0

Let's assume I have a matrix $B \in R^{m \times r}$, a matrix $P \in R^{r \times r}$ and a diagonal matrix $A \in R^{r \times r}$ defined like this :

$$A_{ii}=a_i \forall i=1,...,r$$

I am stuck in computing the derivative of $trace(BAP(BA)^T)$ w.r.t. to each $a_i$. I would say that it is $$sum(B(P+P^T)*B,1)$$ where $*$ means "element-wise product" and $sum(.,1)$ is the sum of each column. However, I am not sure this is correct. Actually, I let $X=BA$, used this rule to derive $trace(XPX^T)$ (it gives $X*(P+P^T)$ if I am right and then applied chain rule. Could someone help me to retrieve the justification of it ?

3 Answers3

1

From your previous question we know the gradient of the function with respect to the matrix $A$. $$G = \frac{\partial\psi}{\partial A} = B^TBA(P+P^T)$$ So we can expand the differential and perform a change of variables to obtain the gradient wrt the vector $a$. $$\eqalign{ d\psi &= G:dA = G:{\rm Diag}(da) = {\rm diag}(G):da \cr g &= \frac{\partial\psi}{\partial a} = {\rm diag}(G) \cr }$$

lynn
  • 3,441
0

1) As indicated by the OP, you can easily verify that

$$\frac{\partial \textrm{Tr}\,(\textbf{X} \textbf{P} \textbf{X}^T)}{\partial \textbf{X}} = \textbf{X}\textbf{P}^T+\textbf{X}\textbf{P}$$

as

$$ \textrm{Tr}\,(\textbf{X} \textbf{P} \textbf{X}^T) = \sum_{pqr}X_{pq}P_{qr}X_{rp}$$ $$\bbox[5px,border:2px solid #000000]{\frac{\partial \textrm{Tr}\,(\textbf{X} \textbf{P} \textbf{X}^T)}{\partial X_{ij}} = \sum_{q}X_{jq}P_{qi} + \sum_{r}P_{jr}X_{ri} = (\textbf{X}\textbf{P}^T)_{ij}+(\textbf{X}\textbf{P})_{ij} } \qquad\Box$$

In most common cases, a matrix $\textbf A$ has no special structure.
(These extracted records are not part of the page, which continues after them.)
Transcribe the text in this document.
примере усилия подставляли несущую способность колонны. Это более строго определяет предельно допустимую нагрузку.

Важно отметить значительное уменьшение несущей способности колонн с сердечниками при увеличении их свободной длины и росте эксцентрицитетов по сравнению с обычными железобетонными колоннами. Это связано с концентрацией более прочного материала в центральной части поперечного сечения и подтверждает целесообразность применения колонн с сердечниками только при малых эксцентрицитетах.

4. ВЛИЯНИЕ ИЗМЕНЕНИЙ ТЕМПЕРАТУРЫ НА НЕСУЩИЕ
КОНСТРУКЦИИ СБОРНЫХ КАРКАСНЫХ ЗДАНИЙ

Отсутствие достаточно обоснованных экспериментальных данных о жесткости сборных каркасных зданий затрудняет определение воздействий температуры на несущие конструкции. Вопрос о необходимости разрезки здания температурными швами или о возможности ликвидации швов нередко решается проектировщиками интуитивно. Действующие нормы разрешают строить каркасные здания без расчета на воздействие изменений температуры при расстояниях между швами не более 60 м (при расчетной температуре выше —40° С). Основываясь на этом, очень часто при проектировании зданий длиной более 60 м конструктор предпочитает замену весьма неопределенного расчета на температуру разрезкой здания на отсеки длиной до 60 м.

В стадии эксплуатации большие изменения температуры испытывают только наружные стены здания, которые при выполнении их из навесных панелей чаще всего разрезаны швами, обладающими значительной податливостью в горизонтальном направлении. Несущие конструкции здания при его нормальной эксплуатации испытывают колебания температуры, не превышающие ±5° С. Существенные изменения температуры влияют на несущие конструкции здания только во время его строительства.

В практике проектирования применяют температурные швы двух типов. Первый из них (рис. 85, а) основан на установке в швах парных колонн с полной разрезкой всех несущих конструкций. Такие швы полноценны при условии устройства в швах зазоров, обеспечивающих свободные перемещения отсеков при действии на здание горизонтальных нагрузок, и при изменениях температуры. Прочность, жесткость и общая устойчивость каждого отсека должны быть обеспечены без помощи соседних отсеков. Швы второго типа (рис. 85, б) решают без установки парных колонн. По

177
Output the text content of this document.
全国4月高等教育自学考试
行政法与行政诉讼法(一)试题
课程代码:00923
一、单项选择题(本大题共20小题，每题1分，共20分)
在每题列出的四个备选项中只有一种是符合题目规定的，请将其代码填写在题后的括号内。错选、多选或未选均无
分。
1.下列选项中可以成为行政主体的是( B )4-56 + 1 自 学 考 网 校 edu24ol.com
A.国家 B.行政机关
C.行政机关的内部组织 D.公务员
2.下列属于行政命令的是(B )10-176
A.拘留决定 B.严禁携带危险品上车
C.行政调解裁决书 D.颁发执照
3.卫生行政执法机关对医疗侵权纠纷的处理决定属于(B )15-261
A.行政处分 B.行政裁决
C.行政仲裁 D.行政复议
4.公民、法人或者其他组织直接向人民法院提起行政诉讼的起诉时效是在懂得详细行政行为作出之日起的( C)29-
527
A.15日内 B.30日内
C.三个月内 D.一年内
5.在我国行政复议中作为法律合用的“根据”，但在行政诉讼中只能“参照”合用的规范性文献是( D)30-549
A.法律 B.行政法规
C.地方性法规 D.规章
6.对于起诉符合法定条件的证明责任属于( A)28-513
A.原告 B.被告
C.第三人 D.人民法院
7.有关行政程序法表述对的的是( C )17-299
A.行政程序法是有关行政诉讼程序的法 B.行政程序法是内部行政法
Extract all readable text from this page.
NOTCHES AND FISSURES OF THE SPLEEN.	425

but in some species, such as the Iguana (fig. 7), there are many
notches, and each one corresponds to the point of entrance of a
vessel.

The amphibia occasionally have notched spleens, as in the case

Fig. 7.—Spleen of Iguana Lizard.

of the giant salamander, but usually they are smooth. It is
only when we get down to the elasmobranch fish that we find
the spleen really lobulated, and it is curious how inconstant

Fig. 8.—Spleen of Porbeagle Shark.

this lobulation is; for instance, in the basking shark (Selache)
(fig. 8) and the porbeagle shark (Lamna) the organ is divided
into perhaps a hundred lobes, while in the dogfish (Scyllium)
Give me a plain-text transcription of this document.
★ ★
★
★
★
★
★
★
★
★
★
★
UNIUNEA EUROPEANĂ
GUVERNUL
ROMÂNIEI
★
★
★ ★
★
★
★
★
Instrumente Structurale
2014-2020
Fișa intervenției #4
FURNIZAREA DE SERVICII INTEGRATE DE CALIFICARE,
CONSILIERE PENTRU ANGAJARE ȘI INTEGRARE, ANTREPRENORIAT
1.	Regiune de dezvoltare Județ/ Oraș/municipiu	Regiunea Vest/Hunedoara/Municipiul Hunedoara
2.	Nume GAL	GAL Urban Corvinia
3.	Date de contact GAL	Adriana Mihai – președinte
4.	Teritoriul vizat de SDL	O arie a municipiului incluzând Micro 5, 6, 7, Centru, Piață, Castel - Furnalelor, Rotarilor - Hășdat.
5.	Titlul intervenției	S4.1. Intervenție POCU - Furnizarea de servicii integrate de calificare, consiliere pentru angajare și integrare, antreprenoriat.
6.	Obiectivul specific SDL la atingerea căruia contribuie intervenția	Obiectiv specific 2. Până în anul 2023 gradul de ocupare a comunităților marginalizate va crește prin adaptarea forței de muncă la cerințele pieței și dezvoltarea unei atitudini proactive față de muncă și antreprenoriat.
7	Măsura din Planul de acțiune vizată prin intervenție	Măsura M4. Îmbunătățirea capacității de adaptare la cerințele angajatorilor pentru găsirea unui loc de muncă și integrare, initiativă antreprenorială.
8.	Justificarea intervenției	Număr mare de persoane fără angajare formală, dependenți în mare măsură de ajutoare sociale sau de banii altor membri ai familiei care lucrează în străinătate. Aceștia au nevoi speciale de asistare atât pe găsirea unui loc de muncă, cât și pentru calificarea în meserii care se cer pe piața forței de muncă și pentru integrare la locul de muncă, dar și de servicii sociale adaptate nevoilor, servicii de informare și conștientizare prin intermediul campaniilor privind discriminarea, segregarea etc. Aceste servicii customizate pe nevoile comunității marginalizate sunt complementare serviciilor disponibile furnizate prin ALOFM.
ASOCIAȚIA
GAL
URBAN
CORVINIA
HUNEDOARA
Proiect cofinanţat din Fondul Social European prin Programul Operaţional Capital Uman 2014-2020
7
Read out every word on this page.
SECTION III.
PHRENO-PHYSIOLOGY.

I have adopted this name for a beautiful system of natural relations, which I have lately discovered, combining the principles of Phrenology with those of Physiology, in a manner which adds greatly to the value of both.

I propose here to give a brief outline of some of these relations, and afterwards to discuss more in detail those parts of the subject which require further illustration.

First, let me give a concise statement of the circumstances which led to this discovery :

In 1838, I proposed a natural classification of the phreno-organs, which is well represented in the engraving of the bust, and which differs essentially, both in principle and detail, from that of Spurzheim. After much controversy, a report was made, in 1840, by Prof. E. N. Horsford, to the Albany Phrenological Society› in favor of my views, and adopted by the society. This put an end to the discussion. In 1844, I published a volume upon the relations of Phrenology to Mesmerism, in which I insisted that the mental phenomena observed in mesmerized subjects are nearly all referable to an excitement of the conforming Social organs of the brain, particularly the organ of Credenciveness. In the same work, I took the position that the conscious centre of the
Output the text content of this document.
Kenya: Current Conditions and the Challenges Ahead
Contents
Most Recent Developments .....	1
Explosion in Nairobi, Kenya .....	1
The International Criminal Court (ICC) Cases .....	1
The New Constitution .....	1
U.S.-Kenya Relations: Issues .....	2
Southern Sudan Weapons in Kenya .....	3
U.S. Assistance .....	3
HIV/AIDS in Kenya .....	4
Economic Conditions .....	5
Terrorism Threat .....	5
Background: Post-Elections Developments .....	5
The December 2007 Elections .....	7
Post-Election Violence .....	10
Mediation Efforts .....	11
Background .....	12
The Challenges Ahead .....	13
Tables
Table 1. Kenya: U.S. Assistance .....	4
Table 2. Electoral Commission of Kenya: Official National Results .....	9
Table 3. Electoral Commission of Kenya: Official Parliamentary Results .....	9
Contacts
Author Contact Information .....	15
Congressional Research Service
That is to say, all elements of a matrix $\textbf A$ are independent of each other (e.g. not symmetric, Toeplitz, positive definite, diagonal). This means that

$$ \frac{\partial A_{pq}}{\partial A_{rs}} = \delta_{pr}\delta_{qs}\quad\textrm{or}\qquad \frac{\partial\textbf{A}}{\partial A_{pq}} = \textbf{J}^{pq},$$

where $\textbf{J}^{pq}$ is a matrix with all zeros except element $(p,q)$ is 1 and thus we can write:

$$\textbf A=\sum_{pq=1}^n A_{pq}\textbf J^{pq}$$

Generally, if a structure is imposed we can decompose it by means of a set of linear independent structure matrices $\textbf S_i$ such that

$$\textbf A=\sum_{i=1}^n a_i\textbf S_i\qquad\textrm{and}\qquad\frac{\partial\textbf{A}}{\partial a_p} = \textbf{S}_p$$

As indicated by the OP, we know that $\textbf{X} = \textbf{B}\textbf{A}=\sum_i a_i \textbf{B}\textbf{S}_i$

Then the derivative of $\textrm{Tr}\,(\textbf{X} \textbf{P} \textbf{X}^T)$ to $a_i$ is now straightforward using the chain rule:

$$\frac{\partial \textrm{Tr}\,(\textbf{X} \textbf{P} \textbf{X}^T)}{\partial a_i} = \sum_{pq}\frac{\partial \textrm{Tr}\,(\textbf{X} \textbf{P} \textbf{X}^T)}{\partial X_{pq}}\cdot\frac{\partial X_{pq}}{\partial a_i} = \textrm{Tr}\,\left(\frac{\partial \textrm{Tr}\,(\textbf{X} \textbf{P} \textbf{X}^T)}{\partial \textbf{X}}\cdot\frac{\partial \textbf{X}^T}{\partial a_i} \right)$$

with

$$ \frac{\partial X_{pq}}{\partial a_i} = \sum_{r} B_{pr} S_{i;rq}\qquad\textrm{or}\qquad \frac{\partial \textbf{X}}{\partial a_i} = \textbf{B}\textbf{S}_i$$

So finally we can write down:

$$\bbox[5px,border:2px solid #00A000]{\frac{\partial \textrm{Tr}\,(\textbf{BAP}\textbf{A}^T\textbf{B}^T)}{\partial a_i} = \textrm{Tr}\,\left\{ \left(\textbf{BA}\textbf{P}^T+\textbf{BA}\textbf{P}\right) \cdot \left(\textbf{B}\textbf{S}_i\right)^T \right\} = \textrm{Tr}\,\left\{\textbf{B}^T\textbf{BA}\left(\textbf{P}^T+\textbf{P}\right)\textbf{S}_i^T\right\}}$$

So far we did not impose any structure on $\textbf A$, but since it is diagonal we can say that $S_{i;pq}=\delta_{pq}\delta_{pi}$.

kvantour
  • 689
0

Great question and I found the answers helpful but did not immediately help me understand the problem fully. I will start with a key identity that you need. $$ tr(AB) = \text{diag}(A)'\text{diag}(B), $$ IF, either $A$ or $B$ is diagonal. Now we calculate the differential $$ d\phi = tr(B(dA)PA'P + BAP(dA)'P) = tr(PA'PB(dA) + P'(dA)P'A'B'), $$ $$ d\phi = tr((PA'PB + P'A'B'P')dA).$$ Since $dA$ is diagonal we can use the diagonal identity: $$d\phi = \text{diag}(PA'PB + P'A'B'P')'d(\text{diag}(A) $$ So the derivative is $\text{diag}(PA'PB + P'A'B'P').$